Les verriers exposés à l’amiante, à la silice, à l’arsenic, aux hydrocarbures, benzène, solvants, aux huiles minérales reconnus en maladies professionnelles.

Le rétablissement des quatre facteurs de pénibilité écartés par le premier gouvernement d’Emmanuel Macron en 2017 lors de la création du compte personnel de prévention – port de charges, postures pénibles, vibrations mécaniques et exposition aux produits chimiques – s’impose au cœur de ce débat. Il faut d’urgence reprendre des discussions de branche, déjà pour partager le constat de l’existence de conditions de travail pénibles, puis pour définir des critères de mesure adaptés pour ces quatre facteurs de risque dans les métiers concernés. Et aussi, bien sûr, pour arrêter des mesures de prévention, en vue de réduire les risques, ou d’aménager des parcours professionnels moins délétères.
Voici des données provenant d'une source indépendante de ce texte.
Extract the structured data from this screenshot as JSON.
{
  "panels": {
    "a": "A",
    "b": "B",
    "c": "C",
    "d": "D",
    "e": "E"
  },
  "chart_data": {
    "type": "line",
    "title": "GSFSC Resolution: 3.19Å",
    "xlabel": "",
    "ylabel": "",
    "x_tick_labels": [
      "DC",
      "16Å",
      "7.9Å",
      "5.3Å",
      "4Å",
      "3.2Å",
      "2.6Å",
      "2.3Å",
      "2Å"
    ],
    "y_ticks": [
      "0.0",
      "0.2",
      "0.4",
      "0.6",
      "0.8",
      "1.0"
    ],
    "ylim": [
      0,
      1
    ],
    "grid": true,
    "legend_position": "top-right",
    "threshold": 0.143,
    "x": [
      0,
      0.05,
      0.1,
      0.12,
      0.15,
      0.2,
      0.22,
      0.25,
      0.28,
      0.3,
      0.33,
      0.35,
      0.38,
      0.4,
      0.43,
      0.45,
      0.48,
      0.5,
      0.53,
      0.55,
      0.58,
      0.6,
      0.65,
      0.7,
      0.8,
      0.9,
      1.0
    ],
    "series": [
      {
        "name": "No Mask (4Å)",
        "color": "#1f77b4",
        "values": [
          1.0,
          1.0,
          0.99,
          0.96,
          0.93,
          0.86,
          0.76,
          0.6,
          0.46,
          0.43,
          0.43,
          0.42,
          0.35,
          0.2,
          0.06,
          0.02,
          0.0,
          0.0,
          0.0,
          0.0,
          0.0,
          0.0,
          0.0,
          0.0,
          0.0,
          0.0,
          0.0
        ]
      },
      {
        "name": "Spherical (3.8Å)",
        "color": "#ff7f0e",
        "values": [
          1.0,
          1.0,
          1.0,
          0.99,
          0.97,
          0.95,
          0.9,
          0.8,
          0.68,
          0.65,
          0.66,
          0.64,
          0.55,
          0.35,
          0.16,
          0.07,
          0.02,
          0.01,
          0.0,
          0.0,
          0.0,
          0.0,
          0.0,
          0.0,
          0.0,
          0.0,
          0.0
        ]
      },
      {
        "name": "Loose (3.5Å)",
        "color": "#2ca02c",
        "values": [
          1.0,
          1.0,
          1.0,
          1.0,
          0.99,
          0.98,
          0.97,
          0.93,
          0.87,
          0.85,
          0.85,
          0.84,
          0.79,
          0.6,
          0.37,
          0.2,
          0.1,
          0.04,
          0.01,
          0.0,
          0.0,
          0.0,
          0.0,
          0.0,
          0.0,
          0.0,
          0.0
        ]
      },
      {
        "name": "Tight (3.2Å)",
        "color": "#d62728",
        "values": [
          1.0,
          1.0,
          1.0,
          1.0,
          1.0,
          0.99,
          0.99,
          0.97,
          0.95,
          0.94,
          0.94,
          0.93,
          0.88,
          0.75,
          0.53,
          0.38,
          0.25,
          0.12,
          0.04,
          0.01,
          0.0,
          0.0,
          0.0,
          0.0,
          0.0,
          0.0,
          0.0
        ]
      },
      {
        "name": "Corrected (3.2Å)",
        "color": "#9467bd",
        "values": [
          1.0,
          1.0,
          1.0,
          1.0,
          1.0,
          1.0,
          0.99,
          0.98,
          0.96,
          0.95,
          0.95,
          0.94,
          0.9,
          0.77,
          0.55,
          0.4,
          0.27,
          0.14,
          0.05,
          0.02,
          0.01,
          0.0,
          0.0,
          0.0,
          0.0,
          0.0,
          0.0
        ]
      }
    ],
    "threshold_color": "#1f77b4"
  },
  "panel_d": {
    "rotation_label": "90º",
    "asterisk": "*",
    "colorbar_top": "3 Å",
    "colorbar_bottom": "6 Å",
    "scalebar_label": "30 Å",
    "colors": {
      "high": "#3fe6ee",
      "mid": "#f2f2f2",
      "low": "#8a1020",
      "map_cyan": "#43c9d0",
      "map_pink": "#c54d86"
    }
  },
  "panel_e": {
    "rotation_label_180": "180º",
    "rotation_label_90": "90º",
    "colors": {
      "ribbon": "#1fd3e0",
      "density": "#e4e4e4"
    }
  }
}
Ceci ne peut se faire qu’à certaines conditions, énoncées par les dirigeants syndicaux. D’abord, ces discussions de branche doivent se faire à froid, c’est-à-dire être déconnectées de celles sur un nouveau recul de l’âge de la retraite… que les syndicats de salariés continuent de rejeter en bloc. Ensuite, ces négociations doivent être loyales et donc ne pas réitérer ce qui s’est déjà produit par le passé sur le même sujet : le patronat avait traîné des pieds dans la négociation des référentiels de branche, préférant miser sur l’abandon politique du compte personnel de prévention de la pénibilité.
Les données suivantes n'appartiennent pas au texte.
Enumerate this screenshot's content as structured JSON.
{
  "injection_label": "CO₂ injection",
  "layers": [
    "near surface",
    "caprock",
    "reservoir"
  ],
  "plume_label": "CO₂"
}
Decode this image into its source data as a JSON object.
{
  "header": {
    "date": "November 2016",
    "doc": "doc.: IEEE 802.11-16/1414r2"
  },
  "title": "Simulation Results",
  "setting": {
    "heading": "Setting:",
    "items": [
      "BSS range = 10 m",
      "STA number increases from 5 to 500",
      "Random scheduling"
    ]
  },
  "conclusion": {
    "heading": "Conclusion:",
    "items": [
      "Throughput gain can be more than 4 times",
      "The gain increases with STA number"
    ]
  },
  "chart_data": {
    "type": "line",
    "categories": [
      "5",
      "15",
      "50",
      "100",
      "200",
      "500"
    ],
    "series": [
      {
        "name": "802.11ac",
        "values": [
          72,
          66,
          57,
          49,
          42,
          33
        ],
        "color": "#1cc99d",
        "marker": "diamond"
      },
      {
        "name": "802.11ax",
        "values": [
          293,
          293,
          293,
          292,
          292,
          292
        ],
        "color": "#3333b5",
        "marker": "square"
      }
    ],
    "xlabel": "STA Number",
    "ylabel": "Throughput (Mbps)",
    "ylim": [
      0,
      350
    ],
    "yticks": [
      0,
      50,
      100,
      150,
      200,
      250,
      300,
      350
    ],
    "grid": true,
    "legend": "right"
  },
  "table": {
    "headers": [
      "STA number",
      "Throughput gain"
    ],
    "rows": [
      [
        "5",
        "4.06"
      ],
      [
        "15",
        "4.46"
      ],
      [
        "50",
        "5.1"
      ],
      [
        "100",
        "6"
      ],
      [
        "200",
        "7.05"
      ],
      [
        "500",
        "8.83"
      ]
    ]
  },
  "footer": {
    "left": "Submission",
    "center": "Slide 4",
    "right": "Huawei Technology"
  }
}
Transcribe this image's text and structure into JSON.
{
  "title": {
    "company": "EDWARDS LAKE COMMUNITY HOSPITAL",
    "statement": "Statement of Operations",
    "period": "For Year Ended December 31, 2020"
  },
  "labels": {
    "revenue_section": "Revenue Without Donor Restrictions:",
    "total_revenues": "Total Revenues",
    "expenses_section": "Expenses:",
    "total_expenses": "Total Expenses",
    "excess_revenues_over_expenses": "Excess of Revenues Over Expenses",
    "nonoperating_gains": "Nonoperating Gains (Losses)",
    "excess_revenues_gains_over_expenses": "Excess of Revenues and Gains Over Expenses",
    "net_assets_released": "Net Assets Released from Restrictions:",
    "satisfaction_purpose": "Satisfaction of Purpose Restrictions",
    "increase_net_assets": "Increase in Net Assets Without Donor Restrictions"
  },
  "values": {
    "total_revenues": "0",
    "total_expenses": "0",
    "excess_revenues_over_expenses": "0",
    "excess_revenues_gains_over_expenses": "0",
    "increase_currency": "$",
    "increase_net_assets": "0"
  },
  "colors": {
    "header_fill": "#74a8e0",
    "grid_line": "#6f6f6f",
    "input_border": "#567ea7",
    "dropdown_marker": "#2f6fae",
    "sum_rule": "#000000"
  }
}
On retiendra aussi la volonté commune des partenaires sociaux de mobiliser les réserves financières de l’Assurance maladie-Risques professionnels en faveur de la prévention, à l’image de ce qu’ont su faire les pays d’Europe du Nord. Il faudrait toutefois que l’Etat permette aux partenaires sociaux de reprendre la main sur la gestion de la branche, comme l’exige le patronat. À condition toutefois que cela ne se fasse pas au détriment de la réparation due aux victimes.

En 2018, la Carsat Rhône-Alpes en 2018 relevait : sur 100 euros cotisés par les entreprises pour les accidents du travail et maladies professionnelles, 38 couvriront les accidents du travail, 36 euros couvriront les maladies professionnelles, 15 euros iront aux victimes de l’amiante, 7 euros couvriront les accidents de trajet et 4 euros seront utilisés pour la prévention. Soulignant que la prévention restait le parent pauvre.
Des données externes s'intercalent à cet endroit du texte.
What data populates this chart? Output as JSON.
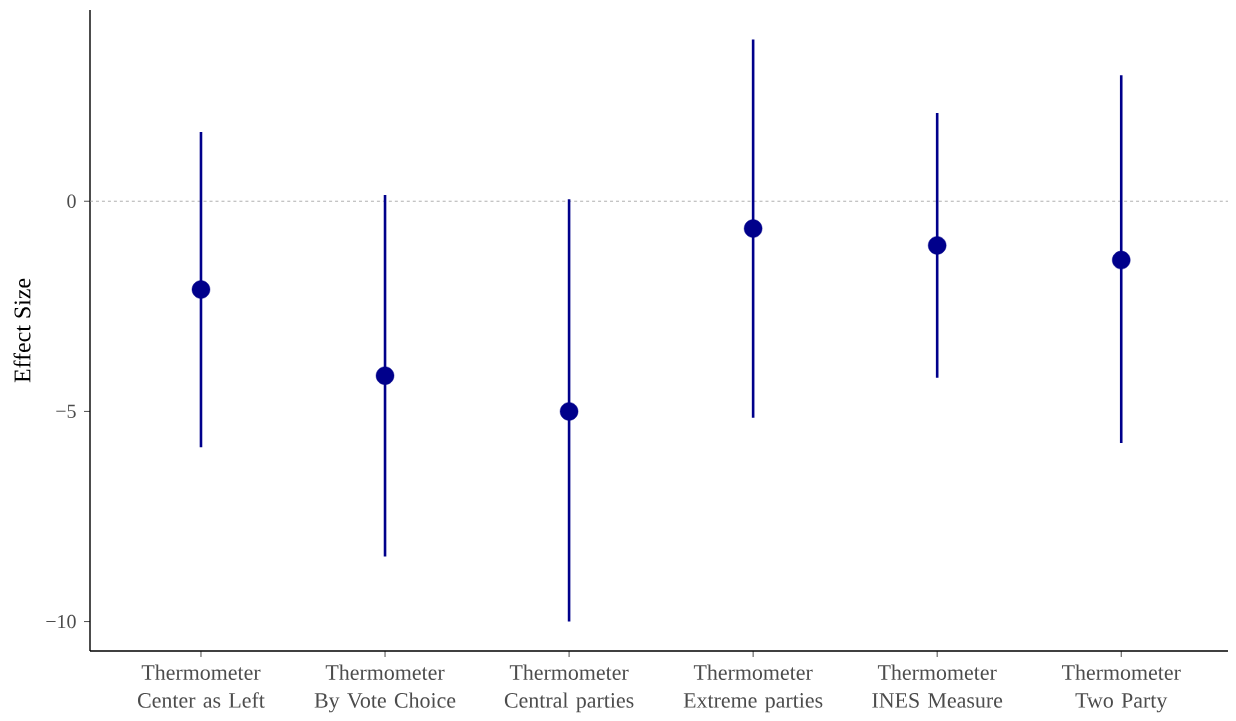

Matron prendra-t-il en compte ces exigences et laissera-t-il place à la négociation collective sur la pénibilité et la prévention ? Plutôt que de vouloir passer en force avec sa réforme des retraites et le report de l’âge ! La majorité toute relative à l’Assemblée que lui a donné le pays en juin dernier crée un contexte nouveau ne favorisant pas les oukases. La gauche unie à cette assemblée peut imposer des reculs à ses ambitions. Les syndicats unanimement opposés limite aussi les marges de manœuvre et l’opposition populaire – majoritaire – à la réforme réactionnaire des retraites peut être décisive contre ses projets et imposer le retour à des négociations sur les conditions de travail.